教員・研究案内

環境微生物学研究室

小川 直人、鮫島 玲子

 土壌には1gあたり億を超える微生物が存在し、その種類は数千、数万ともいわれている。当研究室では環境中に存在する微生物の機能と生態を明らかにすることにより、環境問題の解決に寄与することを目的として、以下の課題に取り組んでいる。

<微生物の芳香族化合物分解機構の解析>
微生物の化学物質分解能力は非常に高い。PCB、有機溶剤のクロロベンゼン類、農薬2,4-Dなどの芳香族塩素化合物は、人間が作り出した化学物質であり難分解性であるが、微生物はこのような化学物質をも分解する能力を獲得する。このプロセスを明らかにして、自然の持つ環境浄化能力を評価し、微生物を環境修復に応用していくために研究を行っている。これらの化合物の微生物分解過程で共通に出現する中間代謝産物であるクロロカテコール類(図1)や、クロロ安息香酸類などの芳香族化合物の分解経路を主な対象として、その発現調節機構(図2)および代謝関連の遺伝子の構造と機能の関係について解析を進めている。さらに土壌などの環境中での分解細菌の遺伝子発現について研究を行っている。

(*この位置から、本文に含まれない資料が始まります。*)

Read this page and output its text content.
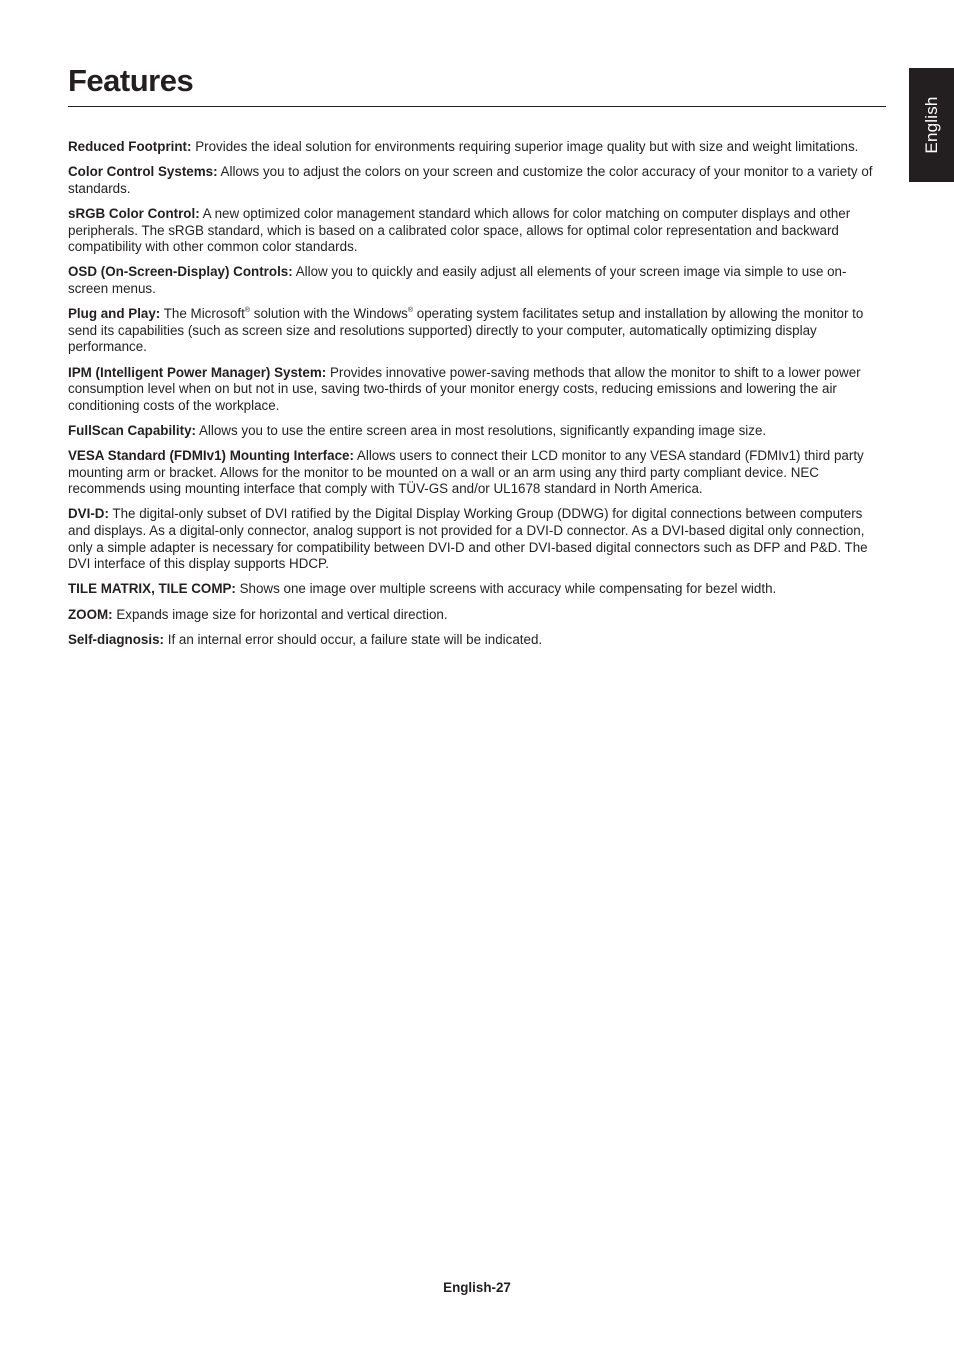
Features
English

Reduced Footprint: Provides the ideal solution for environments requiring superior image quality but with size and weight limitations.

Color Control Systems: Allows you to adjust the colors on your screen and customize the color accuracy of your monitor to a variety of standards.

sRGB Color Control: A new optimized color management standard which allows for color matching on computer displays and other peripherals. The sRGB standard, which is based on a calibrated color space, allows for optimal color representation and backward compatibility with other common color standards.

OSD (On-Screen-Display) Controls: Allow you to quickly and easily adjust all elements of your screen image via simple to use on-screen menus.

Plug and Play: The Microsoft® solution with the Windows® operating system facilitates setup and installation by allowing the monitor to send its capabilities (such as screen size and resolutions supported) directly to your computer, automatically optimizing display performance.

IPM (Intelligent Power Manager) System: Provides innovative power-saving methods that allow the monitor to shift to a lower power consumption level when on but not in use, saving two-thirds of your monitor energy costs, reducing emissions and lowering the air conditioning costs of the workplace.

FullScan Capability: Allows you to use the entire screen area in most resolutions, significantly expanding image size.

VESA Standard (FDMIv1) Mounting Interface: Allows users to connect their LCD monitor to any VESA standard (FDMIv1) third party mounting arm or bracket. Allows for the monitor to be mounted on a wall or an arm using any third party compliant device. NEC recommends using mounting interface that comply with TÜV-GS and/or UL1678 standard in North America.

DVI-D: The digital-only subset of DVI ratified by the Digital Display Working Group (DDWG) for digital connections between computers and displays. As a digital-only connector, analog support is not provided for a DVI-D connector. As a DVI-based digital only connection, only a simple adapter is necessary for compatibility between DVI-D and other DVI-based digital connectors such as DFP and P&D. The DVI interface of this display supports HDCP.

TILE MATRIX, TILE COMP: Shows one image over multiple screens with accuracy while compensating for bezel width.

ZOOM: Expands image size for horizontal and vertical direction.

Self-diagnosis: If an internal error should occur, a failure state will be indicated.

English-27
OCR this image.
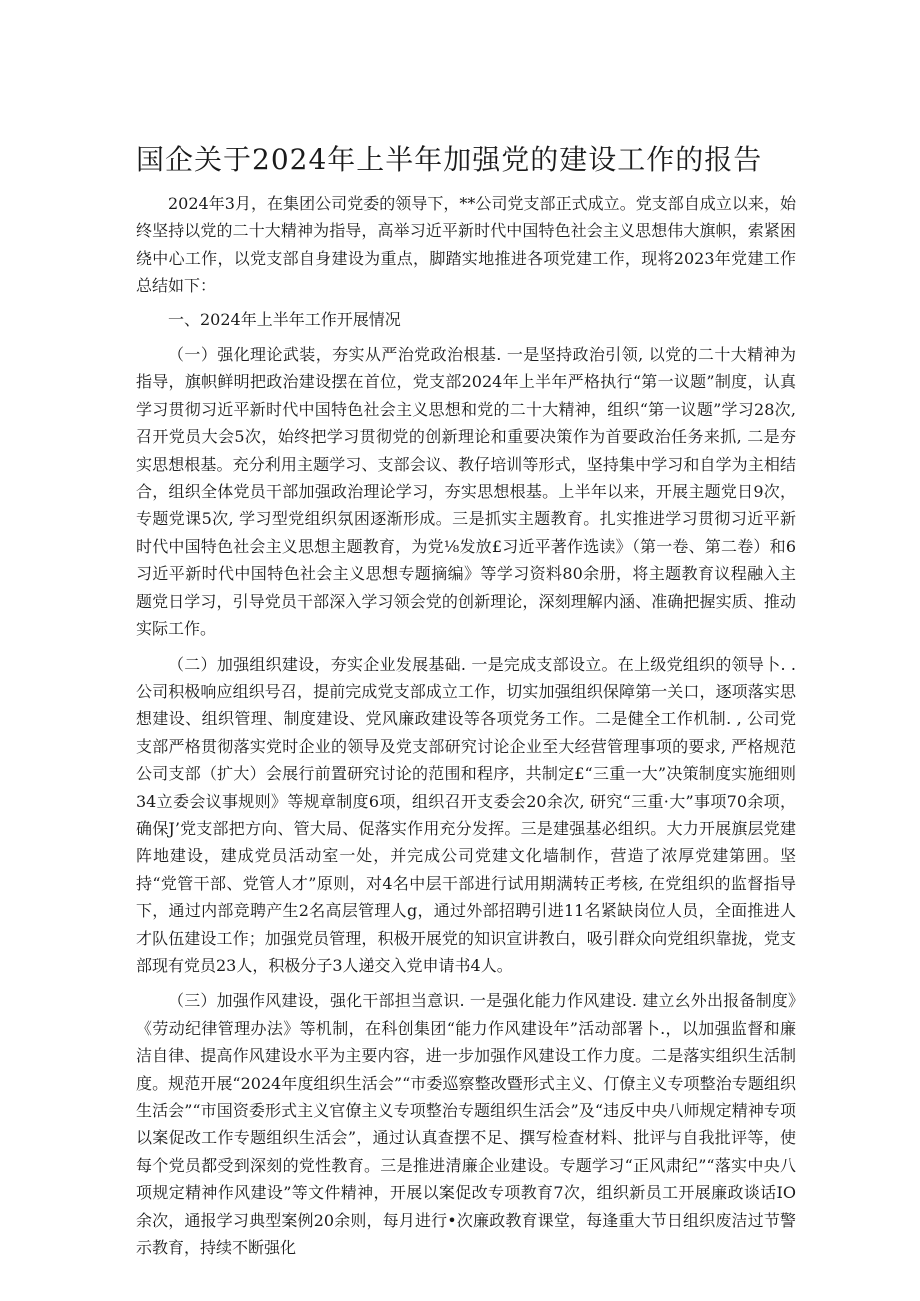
国企关于2024年上半年加强党的建设工作的报告

2024年3月，在集团公司党委的领导下，**公司党支部正式成立。党支部自成立以来，始终坚持以党的二十大精神为指导，高举习近平新时代中国特色社会主义思想伟大旗帜，索紧困绕中心工作，以党支部自身建设为重点，脚踏实地推进各项党建工作，现将2023年党建工作总结如下：

一、2024年上半年工作开展情况

（一）强化理论武装，夯实从严治党政治根基. 一是坚持政治引领, 以党的二十大精神为指导，旗帜鲜明把政治建设摆在首位，党支部2024年上半年严格执行“第一议题”制度，认真学习贯彻习近平新时代中国特色社会主义思想和党的二十大精神，组织“第一议题”学习28次, 召开党员大会5次，始终把学习贯彻党的创新理论和重要决策作为首要政治任务来抓, 二是夯实思想根基。充分利用主题学习、支部会议、教仔培训等形式，坚持集中学习和自学为主相结合，组织全体党员干部加强政治理论学习，夯实思想根基。上半年以来，开展主题党日9次，专题党课5次, 学习型党组织氛困逐渐形成。三是抓实主题教育。扎实推进学习贯彻习近平新时代中国特色社会主义思想主题教育，为党⅛发放£习近平著作选读》（第一卷、第二卷）和6习近平新时代中国特色社会主义思想专题摘编》等学习资料80余册，将主题教育议程融入主题党日学习，引导党员干部深入学习领会党的创新理论，深刻理解内涵、准确把握实质、推动实际工作。

（二）加强组织建设，夯实企业发展基础. 一是完成支部设立。在上级党组织的领导卜. . 公司积极响应组织号召，提前完成党支部成立工作，切实加强组织保障第一关口，逐项落实思想建设、组织管理、制度建设、党风廉政建设等各项党务工作。二是健全工作机制. , 公司党支部严格贯彻落实党时企业的领导及党支部研究讨论企业至大经营管理事项的要求, 严格规范公司支部（扩大）会展行前置研究讨论的范围和程序，共制定£“三重一大”决策制度实施细则34立委会议事规则》等规章制度6项，组织召开支委会20余次, 研究“三重·大”事项70余项，确保J’党支部把方向、管大局、促落实作用充分发挥。三是建强基必组织。大力开展旗层党建阵地建设，建成党员活动室一处，并完成公司党建文化墙制作，营造了浓厚党建第囲。坚持“党管干部、党管人才”原则，对4名中层干部进行试用期满转正考核, 在党组织的监督指导下，通过内部竞聘产生2名高层管理人g，通过外部招聘引进11名紧缺岗位人员，全面推进人才队伍建设工作；加强党员管理，积极开展党的知识宣讲教白，吸引群众向党组织靠拢，党支部现有党员23人，积极分子3人递交入党申请书4人。

（三）加强作风建设，强化干部担当意识. 一是强化能力作风建设. 建立幺外出报备制度》《劳动纪律管理办法》等机制，在科创集团“能力作风建设年”活动部署卜.，以加强监督和廉洁自律、提高作风建设水平为主要内容，进一步加强作风建设工作力度。二是落实组织生活制度。规范开展“2024年度组织生活会”“市委巡察整改暨形式主义、仃僚主义专项整治专题组织生活会”“市国资委形式主义官僚主义专项整治专题组织生活会”及“违反中央八师规定精神专项以案促改工作专题组织生活会”，通过认真查摆不足、撰写检查材料、批评与自我批评等，使每个党员都受到深刻的党性教育。三是推进清廉企业建设。专题学习“正风肃纪”“落实中央八项规定精神作风建设”等文件精神，开展以案促改专项教育7次，组织新员工开展廉政谈话IO余次，通报学习典型案例20余则，每月进行•次廉政教育课堂，每逢重大节日组织废洁过节警示教育，持续不断强化
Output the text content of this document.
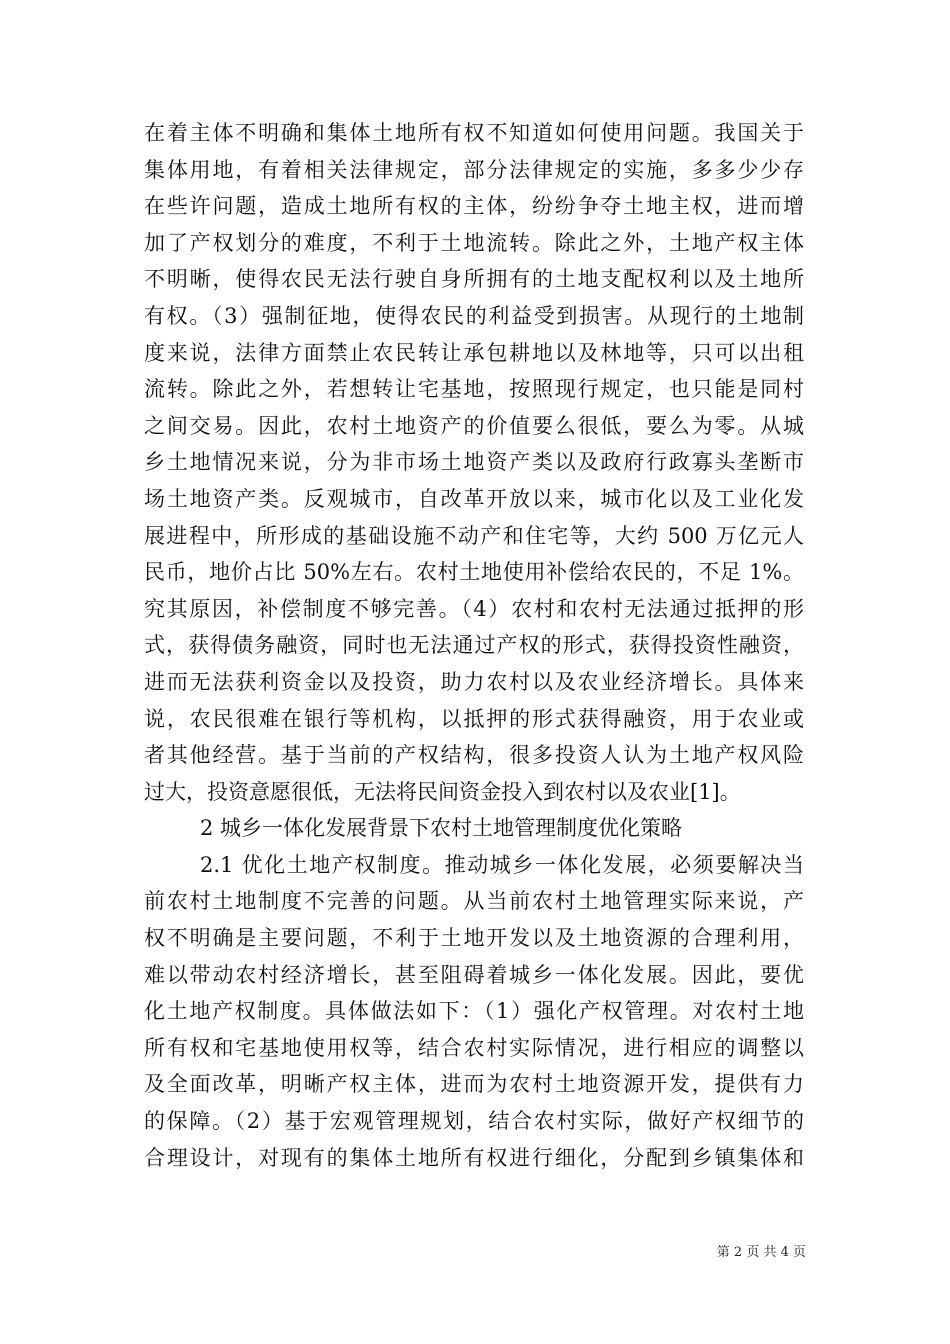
在着主体不明确和集体土地所有权不知道如何使用问题。我国关于
集体用地，有着相关法律规定，部分法律规定的实施，多多少少存
在些许问题，造成土地所有权的主体，纷纷争夺土地主权，进而增
加了产权划分的难度，不利于土地流转。除此之外，土地产权主体
不明晰，使得农民无法行驶自身所拥有的土地支配权利以及土地所
有权。（3）强制征地，使得农民的利益受到损害。从现行的土地制
度来说，法律方面禁止农民转让承包耕地以及林地等，只可以出租
流转。除此之外，若想转让宅基地，按照现行规定，也只能是同村
之间交易。因此，农村土地资产的价值要么很低，要么为零。从城
乡土地情况来说，分为非市场土地资产类以及政府行政寡头垄断市
场土地资产类。反观城市，自改革开放以来，城市化以及工业化发
展进程中，所形成的基础设施不动产和住宅等，大约 500 万亿元人
民币，地价占比 50%左右。农村土地使用补偿给农民的，不足 1%。
究其原因，补偿制度不够完善。（4）农村和农村无法通过抵押的形
式，获得债务融资，同时也无法通过产权的形式，获得投资性融资，
进而无法获利资金以及投资，助力农村以及农业经济增长。具体来
说，农民很难在银行等机构，以抵押的形式获得融资，用于农业或
者其他经营。基于当前的产权结构，很多投资人认为土地产权风险
过大，投资意愿很低，无法将民间资金投入到农村以及农业[1]。
2 城乡一体化发展背景下农村土地管理制度优化策略
2.1 优化土地产权制度。推动城乡一体化发展，必须要解决当
前农村土地制度不完善的问题。从当前农村土地管理实际来说，产
权不明确是主要问题，不利于土地开发以及土地资源的合理利用，
难以带动农村经济增长，甚至阻碍着城乡一体化发展。因此，要优
化土地产权制度。具体做法如下：（1）强化产权管理。对农村土地
所有权和宅基地使用权等，结合农村实际情况，进行相应的调整以
及全面改革，明晰产权主体，进而为农村土地资源开发，提供有力
的保障。（2）基于宏观管理规划，结合农村实际，做好产权细节的
合理设计，对现有的集体土地所有权进行细化，分配到乡镇集体和
第 2 页 共 4 页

図1 種々の芳香族塩素化合物の分解経路(Reineke 1998)


図2 クロロカテコール分解遺伝子群のLysR-type調節因子CbnRによる発現調節機構

<窒素循環に重要な硝化・脱窒菌の生態と制御>
窒素は生物の体を構成する主要な成分の一つで、特に食料生産では作物の収量を高めるために膨大な量の窒素が農地に投入されている。この結果、土壌中の硝 化菌や脱窒菌の活性が高まり、温室効果・オゾン層破壊作用をもつ亜酸化窒素ガスが生成する。また硝化菌は硝酸イオンを生成し、これらは地下水を汚染する。 これらの地球環境および地域環境の問題を解決するために、硝化菌(特にアンモニア酸化菌、図3)・脱窒菌の多様性と生態、さらには制御方法の研究に取り組 んでいる。